Let's bring in the data. For reference, this data is a subset of the original data available on The Vancouver Data Portal. The data that we have given you was adapted from the json file and wrangled slightly so that it's easy to use for geographical visualizations.
df = pd.read_csv('vancouver_trees.csv')
df.head()
Now we can use this data and make many different visualization (with additional wrangling) but this resource is here to help explain how we will make maps using this data.
Since Altair does not make Vancouver easy to locate on the global map and there is no projection for Canada like there is for the United states, we've made the geojson for Vancouver and it's neighbourhoods available through a url. This was obtain from the Vancouver Data Portal once again.
To make a base map of Vancouver we use the geojson url saved in url_geojson.
url_geojson = 'https://raw.githubusercontent.com/UBC-MDS/exploratory-data-viz/main/data/local-area-boundary.geojson'
Next, we must format it in a Topo json format which we convert using alt.Data().
data_geojson_remote = alt.Data(url=url_geojson, format=alt.DataFormat(property='features',type='json'))
data_geojson_remote
We can then make our base Vancouver Altair map using the data_geojson_remote object as we've made maps in the past except this time we need to use an identity type and we need to reflectY=True. Without this second argument our map of Vancouver is upside down.
vancouver_map = alt.Chart(data_geojson_remote).mark_geoshape(
color = 'gray', opacity= 0.5, stroke='white').encode(
).project(type='identity', reflectY=True)
vancouver_map
Nice, we have a base map of Vancouver! 🎉
Now all we have to do is combine this with some of our tree data.

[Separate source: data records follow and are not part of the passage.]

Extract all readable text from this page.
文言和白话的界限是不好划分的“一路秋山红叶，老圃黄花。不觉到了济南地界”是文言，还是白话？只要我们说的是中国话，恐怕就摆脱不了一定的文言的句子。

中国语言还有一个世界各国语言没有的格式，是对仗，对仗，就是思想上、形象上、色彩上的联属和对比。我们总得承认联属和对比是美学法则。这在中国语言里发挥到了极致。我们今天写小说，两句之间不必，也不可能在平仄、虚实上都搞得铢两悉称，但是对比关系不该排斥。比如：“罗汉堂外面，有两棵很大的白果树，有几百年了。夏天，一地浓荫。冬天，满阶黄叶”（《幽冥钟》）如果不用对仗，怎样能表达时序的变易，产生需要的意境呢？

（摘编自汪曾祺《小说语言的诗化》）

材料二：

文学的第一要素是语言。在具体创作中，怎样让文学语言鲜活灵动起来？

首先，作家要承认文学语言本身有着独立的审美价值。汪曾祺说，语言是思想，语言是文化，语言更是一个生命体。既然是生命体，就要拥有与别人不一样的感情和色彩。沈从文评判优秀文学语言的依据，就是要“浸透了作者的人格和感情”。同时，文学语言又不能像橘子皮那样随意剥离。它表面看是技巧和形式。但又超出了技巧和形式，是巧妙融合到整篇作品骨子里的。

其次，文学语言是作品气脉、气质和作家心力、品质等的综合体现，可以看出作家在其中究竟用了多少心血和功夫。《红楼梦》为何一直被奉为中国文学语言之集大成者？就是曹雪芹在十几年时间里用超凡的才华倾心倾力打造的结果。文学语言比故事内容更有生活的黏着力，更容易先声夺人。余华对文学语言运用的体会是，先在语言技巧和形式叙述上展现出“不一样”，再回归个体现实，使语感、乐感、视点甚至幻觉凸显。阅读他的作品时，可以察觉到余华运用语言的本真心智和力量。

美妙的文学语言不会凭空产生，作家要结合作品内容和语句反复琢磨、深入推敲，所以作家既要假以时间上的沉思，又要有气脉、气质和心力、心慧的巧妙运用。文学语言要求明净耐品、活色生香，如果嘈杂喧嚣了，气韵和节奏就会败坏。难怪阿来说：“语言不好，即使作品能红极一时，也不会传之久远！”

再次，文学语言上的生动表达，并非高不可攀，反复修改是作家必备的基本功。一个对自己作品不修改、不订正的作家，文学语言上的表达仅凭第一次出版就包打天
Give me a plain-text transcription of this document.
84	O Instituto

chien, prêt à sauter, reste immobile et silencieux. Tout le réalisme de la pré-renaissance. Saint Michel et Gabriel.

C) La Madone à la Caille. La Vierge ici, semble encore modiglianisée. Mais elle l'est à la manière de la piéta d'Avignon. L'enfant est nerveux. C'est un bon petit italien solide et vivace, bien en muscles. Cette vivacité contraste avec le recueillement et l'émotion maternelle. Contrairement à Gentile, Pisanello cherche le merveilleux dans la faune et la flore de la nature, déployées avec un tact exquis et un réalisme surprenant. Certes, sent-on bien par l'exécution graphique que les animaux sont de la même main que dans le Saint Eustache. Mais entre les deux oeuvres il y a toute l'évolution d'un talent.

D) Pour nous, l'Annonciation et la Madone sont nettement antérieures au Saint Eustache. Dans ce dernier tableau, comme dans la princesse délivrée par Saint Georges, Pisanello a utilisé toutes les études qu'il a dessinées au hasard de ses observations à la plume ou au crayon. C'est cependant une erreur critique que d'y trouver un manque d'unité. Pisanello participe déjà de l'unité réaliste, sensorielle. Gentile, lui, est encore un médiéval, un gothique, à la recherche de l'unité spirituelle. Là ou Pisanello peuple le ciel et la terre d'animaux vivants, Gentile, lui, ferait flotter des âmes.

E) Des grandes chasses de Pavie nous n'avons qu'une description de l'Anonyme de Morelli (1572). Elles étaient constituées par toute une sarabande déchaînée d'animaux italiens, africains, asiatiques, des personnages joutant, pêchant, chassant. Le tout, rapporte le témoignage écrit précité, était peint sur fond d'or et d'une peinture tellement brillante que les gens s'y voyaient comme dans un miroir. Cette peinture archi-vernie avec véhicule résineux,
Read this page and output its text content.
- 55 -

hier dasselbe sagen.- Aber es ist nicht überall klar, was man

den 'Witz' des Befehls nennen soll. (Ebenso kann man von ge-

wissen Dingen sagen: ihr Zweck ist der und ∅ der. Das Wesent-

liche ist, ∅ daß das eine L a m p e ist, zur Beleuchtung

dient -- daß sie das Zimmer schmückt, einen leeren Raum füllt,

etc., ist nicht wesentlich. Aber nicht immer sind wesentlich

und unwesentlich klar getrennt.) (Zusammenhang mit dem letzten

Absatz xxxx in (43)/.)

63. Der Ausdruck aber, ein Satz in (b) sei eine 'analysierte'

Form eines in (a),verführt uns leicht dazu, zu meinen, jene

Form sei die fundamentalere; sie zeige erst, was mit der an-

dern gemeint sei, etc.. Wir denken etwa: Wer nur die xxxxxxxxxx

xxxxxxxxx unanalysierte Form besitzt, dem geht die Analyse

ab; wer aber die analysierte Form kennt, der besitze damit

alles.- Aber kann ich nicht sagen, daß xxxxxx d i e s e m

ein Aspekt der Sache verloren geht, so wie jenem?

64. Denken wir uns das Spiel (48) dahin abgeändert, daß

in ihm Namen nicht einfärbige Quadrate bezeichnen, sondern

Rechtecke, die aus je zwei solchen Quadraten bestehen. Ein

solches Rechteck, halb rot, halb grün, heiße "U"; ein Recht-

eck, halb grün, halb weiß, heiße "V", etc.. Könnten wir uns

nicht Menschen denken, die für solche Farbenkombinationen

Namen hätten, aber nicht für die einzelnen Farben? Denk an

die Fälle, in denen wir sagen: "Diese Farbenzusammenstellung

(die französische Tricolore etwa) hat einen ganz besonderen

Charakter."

Let's plot the median diameter of the tree trunks for each neighbourhood.
I'm going to rename neighbourhood_name to name since that's what's it's called in the geojson url and we need to connect the two dataframes using the function transform_lookup().
I'm also going to select the median latitude and longitude columns for each neighbourhood as I'm going to make a point map using these coordinates after.
median_df = df.groupby('neighbourhood_name'
).median().reset_index(
).rename(columns={'neighbourhood_name':'name'})[['name',
'diameter',
'latitude',
'longitude']]
median_df
This now gives us the median lat and long coordinates as well as tree trunk diameter per Vancouver neighbourhood.
Now we link the shape file with the median tree dataframe using lookups like we learned in Module 6.
The neighbourhood is stored in the properties field, which we can access using properties.name.
We then grab the diameter and name column from median_df using LookupData().
We color the neighbourhoods based on trunk diameter size.
alt.Chart(data_geojson_remote).mark_geoshape().transform_lookup(
lookup='properties.name',
from_=alt.LookupData(median_df, 'name', ['diameter', 'name'])).encode(
color='diameter:Q',
tooltip='name:N').project(type='identity', reflectY=True)
Look at that! We have a chloropleth map!
We learned that these can sometimes be a bit deceiving, so we can instead use point size to show diameter size instead.
points = alt.Chart(median_df).mark_circle().encode(
longitude='longitude',
latitude='latitude',
size='diameter:Q',
color = 'diameter:Q',
tooltip='name').project(type= 'identity', reflectY=True)
points
And overlay it on our base Vancouver map.
(vancouver_map + points).configure_view(stroke=None)
In addition we could plot all the trees in the dataset using the latitude and longitude of each row/tree in the full dataframe.
points = alt.Chart(df).mark_circle(size=1, color='green').encode(
longitude='longitude',
latitude='latitude').project(type= 'identity', reflectY=True)
(vancouver_map + points).configure_view(stroke=None)